Want a canister of clean energy to go with your basket of carrots and fresh fish?
Hydrogen will soon be delivered to homes in northern Japan using the same delivery trucks that transport food and water bottles as part of a pilot project to encourage wider use of the clean fuel.
The project, led by Hitachi Ltd. and Marubeni Corp., is designed to tap into home demand for hydrogen energy derived from clean energy sources, especially in remote regions. The two companies will work with a local consumers’ cooperative to use its delivery networks to save on cost.
Home delivery could help expand the use of hydrogen in rural areas where gas pipelines are unavailable and where residents must rely on the delivery of liquefied petroleum gas cylinders. A few companies in Japan offer home fuel cells able to extract hydrogen from gas supplies mostly provided by regional gas companies.
“There’s been a lot of research on how to produce and store hydrogen,” Ryusuke Gotoda, deputy general manager of Hitachi’s hydrogen business, said in an interview in Tokyo. “But the bottleneck is the consumption part. If we take hydrogen to the home, there is enormous potential.”
The companies aim eventually to service about 47 percent of all households in Japan without access to city gas and 28 million members of cooperatives set up for group purchases of food products.
Japan’s a good place to test consumers’ appetite for hydrogen.
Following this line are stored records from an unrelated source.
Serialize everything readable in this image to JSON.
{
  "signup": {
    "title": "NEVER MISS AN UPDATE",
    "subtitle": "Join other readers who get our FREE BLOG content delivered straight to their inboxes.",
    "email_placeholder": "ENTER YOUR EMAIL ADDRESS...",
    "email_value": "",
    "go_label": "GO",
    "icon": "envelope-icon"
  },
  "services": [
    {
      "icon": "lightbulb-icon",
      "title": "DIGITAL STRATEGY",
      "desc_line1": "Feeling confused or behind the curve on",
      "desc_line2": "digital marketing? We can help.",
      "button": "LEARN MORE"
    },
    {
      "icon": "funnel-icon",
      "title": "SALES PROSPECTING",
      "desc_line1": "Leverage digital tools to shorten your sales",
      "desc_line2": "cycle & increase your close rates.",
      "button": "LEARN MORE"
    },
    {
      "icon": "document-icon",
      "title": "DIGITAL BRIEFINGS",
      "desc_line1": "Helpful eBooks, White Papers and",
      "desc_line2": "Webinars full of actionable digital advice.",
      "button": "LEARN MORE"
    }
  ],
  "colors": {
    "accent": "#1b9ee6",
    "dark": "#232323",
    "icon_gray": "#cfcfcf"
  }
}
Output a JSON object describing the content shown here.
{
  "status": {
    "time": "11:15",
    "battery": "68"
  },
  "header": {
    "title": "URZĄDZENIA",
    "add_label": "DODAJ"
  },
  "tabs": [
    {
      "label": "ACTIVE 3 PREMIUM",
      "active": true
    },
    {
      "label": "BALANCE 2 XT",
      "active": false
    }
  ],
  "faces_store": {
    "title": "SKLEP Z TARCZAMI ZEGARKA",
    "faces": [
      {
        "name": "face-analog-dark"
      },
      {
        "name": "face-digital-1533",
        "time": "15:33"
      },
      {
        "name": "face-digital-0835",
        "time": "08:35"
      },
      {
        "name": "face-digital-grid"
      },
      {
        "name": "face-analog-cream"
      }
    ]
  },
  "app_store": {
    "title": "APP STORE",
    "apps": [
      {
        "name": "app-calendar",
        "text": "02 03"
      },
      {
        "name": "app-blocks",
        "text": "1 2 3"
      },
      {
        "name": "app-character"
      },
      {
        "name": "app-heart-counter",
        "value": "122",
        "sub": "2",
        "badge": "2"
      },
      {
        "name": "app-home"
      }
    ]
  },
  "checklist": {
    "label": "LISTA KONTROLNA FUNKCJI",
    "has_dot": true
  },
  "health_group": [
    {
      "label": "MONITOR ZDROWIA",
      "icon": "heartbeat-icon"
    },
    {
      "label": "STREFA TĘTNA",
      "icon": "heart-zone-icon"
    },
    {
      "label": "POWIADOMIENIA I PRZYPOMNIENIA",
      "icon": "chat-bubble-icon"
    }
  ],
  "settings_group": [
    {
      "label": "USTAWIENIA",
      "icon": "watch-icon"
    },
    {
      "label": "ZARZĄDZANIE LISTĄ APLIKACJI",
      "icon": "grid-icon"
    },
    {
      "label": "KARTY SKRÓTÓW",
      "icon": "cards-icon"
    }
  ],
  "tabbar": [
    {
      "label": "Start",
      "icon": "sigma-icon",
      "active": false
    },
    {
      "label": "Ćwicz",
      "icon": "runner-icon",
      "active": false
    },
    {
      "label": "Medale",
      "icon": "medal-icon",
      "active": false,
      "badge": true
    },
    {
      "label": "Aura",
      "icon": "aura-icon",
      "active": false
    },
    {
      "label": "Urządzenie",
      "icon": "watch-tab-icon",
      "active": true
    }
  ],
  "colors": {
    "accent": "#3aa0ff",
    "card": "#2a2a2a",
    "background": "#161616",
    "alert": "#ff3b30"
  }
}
The country’s government, led by Prime Minister Shinzo Abe’s push to develop Japan as a “hydrogen society,” is an enthusiastic backer of the fuel source.
Japan is already a leader in home fuel cells, with more than 200,000 of the units already installed. The devices, called ene-farms, convert gas into electricity and heat.
For the pilot delivery project in Tomiya city, Miyagi prefecture, solar power will be used to produce hydrogen through electrolysis. The hydrogen will be absorbed in alloys — a proven technology used in nickel metal hydride batteries — and will be transported in cartridges. Japan’s Ministry of the Environment is funding the project.
Some 24 million homes rely on LP gas in Japan, compared with 27 million households with access to city gas through pipelines, according to the Japan LP Gas Association.
In the three-year pilot, fuel cell systems will be installed at three homes and two other buildings by early 2019. Hydrogen cartridges, each weighing about 20 kilograms (44 pounds), will be delivered and set in the fuel cell device by a driver who will collect used cartridges.
Brother Industries Ltd. will supply the 700-watt fuel cell systems, which will offer the same output as ene-farms.
“Once other makers join Brother in making this type of fuel cell, costs will be reduced,” said Yoichi Fujimoto, who’s in charge of the project from Marubeni. “Our system will prove to be easier to use because it does not require gas reforming.”